25 was old in that era. At 25 woman/girls were talked about as being on the shelf or desperate to marry in my era. More about the people around them in the late 20th century though. You know the biddy gossips!

Hart Johnson said...

I think it sounds like you've totally thought this through, and at the time, I think your take on it is right. I love seeing other writers' thought processes!
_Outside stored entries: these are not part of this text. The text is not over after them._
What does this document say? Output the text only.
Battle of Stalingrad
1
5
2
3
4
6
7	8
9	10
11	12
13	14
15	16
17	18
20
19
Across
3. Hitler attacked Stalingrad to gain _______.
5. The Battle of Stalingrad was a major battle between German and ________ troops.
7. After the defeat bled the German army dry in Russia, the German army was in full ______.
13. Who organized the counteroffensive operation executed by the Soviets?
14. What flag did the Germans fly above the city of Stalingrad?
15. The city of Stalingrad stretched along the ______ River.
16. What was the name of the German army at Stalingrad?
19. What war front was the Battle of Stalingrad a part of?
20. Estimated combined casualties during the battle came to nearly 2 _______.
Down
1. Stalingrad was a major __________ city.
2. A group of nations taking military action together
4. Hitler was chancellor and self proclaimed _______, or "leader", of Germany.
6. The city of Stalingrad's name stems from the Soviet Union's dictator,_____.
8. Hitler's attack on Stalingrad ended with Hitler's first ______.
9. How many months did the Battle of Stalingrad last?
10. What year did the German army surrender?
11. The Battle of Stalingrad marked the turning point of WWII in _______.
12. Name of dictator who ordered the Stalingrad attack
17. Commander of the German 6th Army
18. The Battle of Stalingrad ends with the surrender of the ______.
Marysville Boat Storage said...

Women of yesteryears are looked upon very differently than they are today. Most of them are married off at a young age, below 18.

Lynda R Young said...

good to hear your job interview went well :)

Myrna Foster said...

I really enjoyed your explanation of Valentina. Thanks, Al! And I'm glad your interview went well.

Jai Joshi said...

I definitely agree that women or any other characters should be written and understood as being products of their time. It actually frustrates me sometimes when I read books set in historical periods and read about characters who speak and think in ways that are highly unlikely for their time and culture.

Jai

Sharon K. Mayhew said...

Great post, Al! Research is key when writing. Even the tiniest bit of research can make a reader think "huh, that doesn't make sense."

Al said...

Hi Hilary,
It is great! Thank you!

Hi Jennifer,
Phew! I can rest easy now!
It is amazing to think how quickly our society has changed.
You’ve hit the nail on the head with how Valentina feels about Natasha.

Thank you!

Hi Christine,
Thank you! I’m pleased it means I aiming at about the right level.

Hi Anne,
Thank you. I put a lot of effort into most of my situations and characters. Of course you don’t usually get to explain all your thinking.
Thank you for you comment on the job front!

Hi Ann,
Attitudes to age have shifted, partly of course because many of us are living so much longer.
Biddy gossips can be the bane of many people’s lives!

Hi Hart,
Thank you! It is good to see other writers at work isn’t it?

Hi Marysville,
I guess you are right things have changed.

Hi Lynda,
Thank you! It is great!

Hi Myrna,
Glad you liked it!
Thank you!

Hi Jai,
I agree. In Veiled in Shadows (as well as my WIP) I try to place characters in their context. There is a balance though, because you have to write characters that people can identify with. I know what you mean, It is important that characters fit their environment.

Hi Sharon,
I always think the more research the better. I have to remind myself not to beat readers over the head with it as well.

Lisa said...

Sounds like things are moving along well in the job hunt; that's excellent news!

I love that it seems to be an almost universal thing with authors that their characters begin to speak to them.